Is treatment with chemotherapy alone feasible for advanced laryngeal or hypopharyngeal squamous cell carcinoma?
Background: A favorable response to induction chemotherapy has been shown to be predictive of response to chemoradiation in patients with advanced laryngeal squamous cell cancer. Because of the adverse long-term sequelae of radiation therapy, including fibrosis and dysphagia, this study sought to determine if patients with advanced laryngeal cancer who had a favorable response to one cycle of induction chemotherapy could be successfully treated with subsequent chemotherapy alone.
Study design: Single arm phase II trial of patients with stage III or IVA laryngeal or hypopharyngeal cancer. All patients underwent induction chemotherapy with one cycle of cisplatin or carboplatin + 5-fluorouracil (5-FU). Patients with a complete clinical and histological response (measured by biopsy) after induction chemotherapy underwent subsequent treatment with chemotherapy alone, consisting of three additional alternating cycles of chemotherapy: cisplatin or carboplatin + 5-FU for cycles two and four, and weekly docetaxel for three weeks comprising the third cycle. Patients with a partial response to induction chemotherapy, defined as >50 percent reduction in primary tumor size, underwent concurrent chemoradiotherapy with cisplatin or carboplatin.
Nonresponders, defined as those with <50 percent reduction in primary tumor size after induction chemotherapy, were treated with laryngectomy and postoperative radiation. After definitive treatment, response to therapy was determined by exam under anesthesia eight weeks after the completion of definitive chemotherapy or chemoradiation. Complete responders received an additional two cycles of adjuvant chemotherapy with cisplatin or carboplatin + 5-FU.

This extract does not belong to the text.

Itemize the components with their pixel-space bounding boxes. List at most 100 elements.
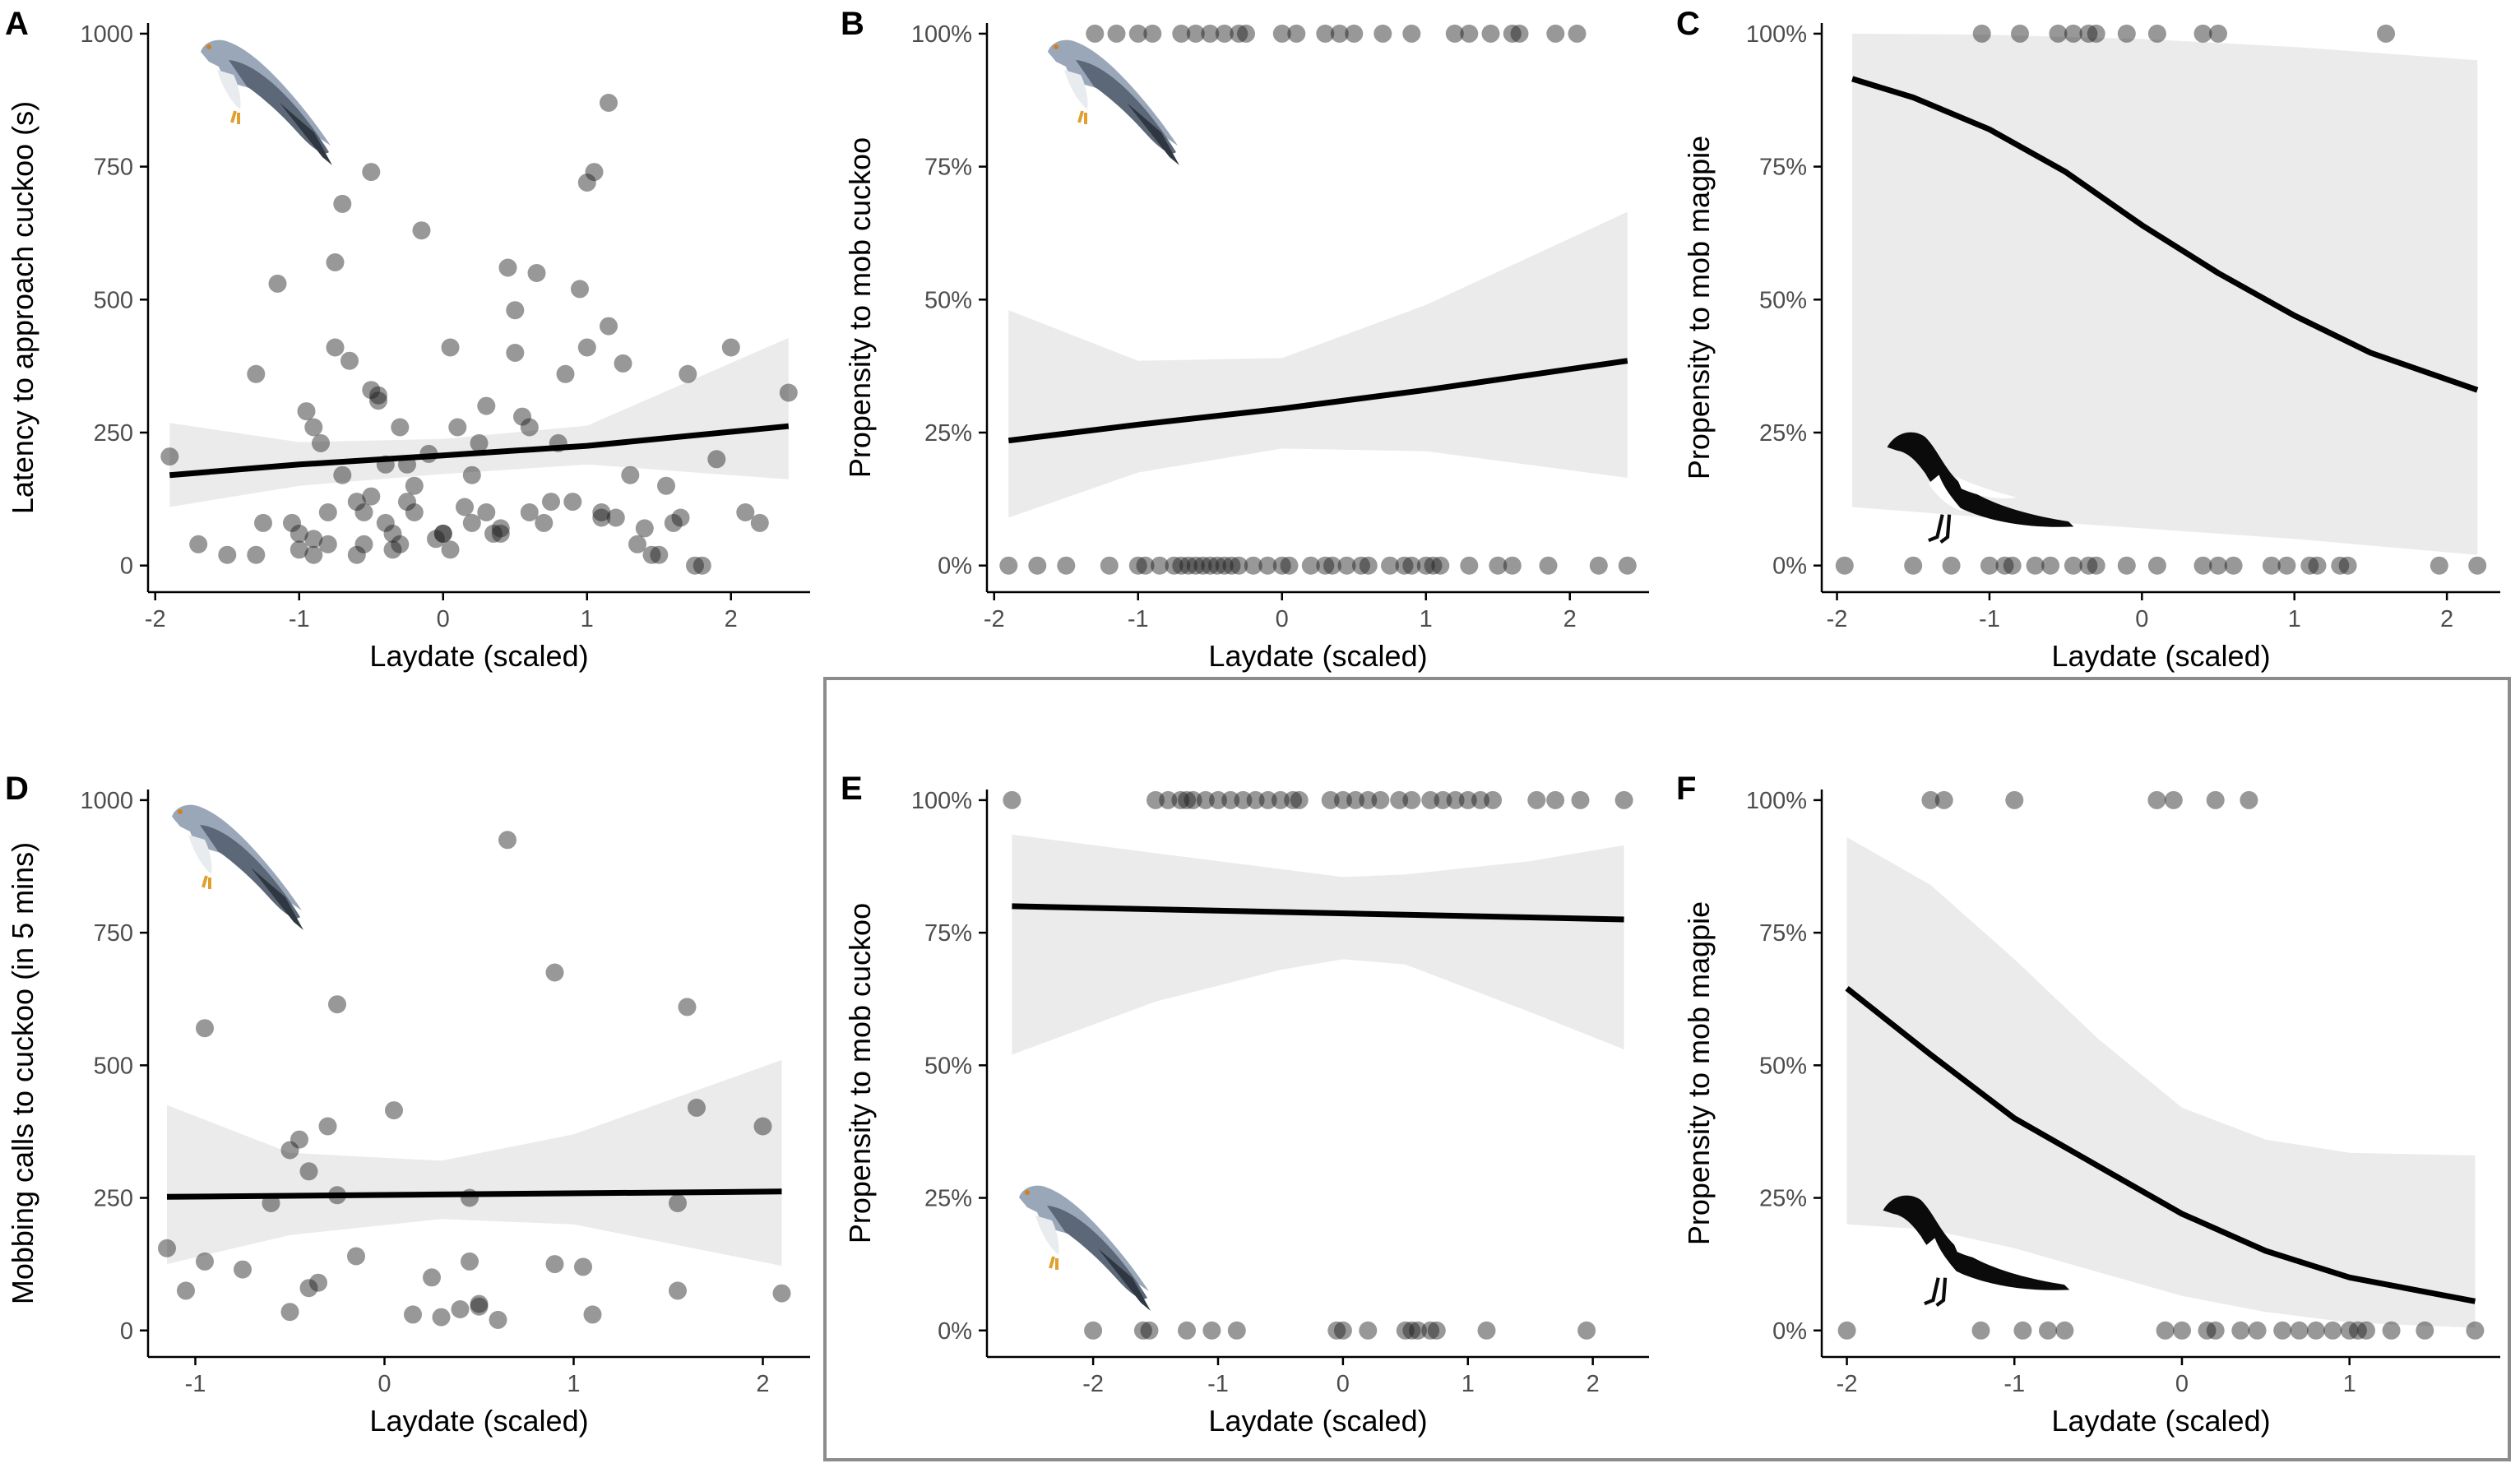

Setting: University of Michigan
Synopsis: Thirty-two patients were enrolled between 2002-2004. Eleven patients (34 percent) had T4 tumors and 20 percent required pretreatment tracheostomy. Four patients (13 percent) had hypopharyngeal tumors. Only one patient (3 percent) had N3 disease; 10 patients (31 percent) had N0 disease.
Four patients (13 percent) had a complete response to induction chemotherapy and received chemotherapy alone, while four patients (13 percent) had less than a 50 percent response to induction chemotherapy and were treated with surgery and postoperative radiation therapy. None of the four patients treated with chemotherapy alone were disease-free at the completion of chemotherapy, and all four experienced failure in the neck. The three-year disease-specific survival was 78 percent; it was 25 percent in patients treated with chemotherapy alone and 100 percent in nonresponders to induction chemotherapy treated with surgery followed by radiation.
Bottom line: Organ preservation with chemotherapy alone is not feasible in patients with advanced laryngeal or hypopharyngeal cancer.
Citation: Divi V, Worden P, Prince ME, et al. Chemotherapy alone for organ preservation in advanced laryngeal cancer. Head Neck. 2010;32(8):1040-1047.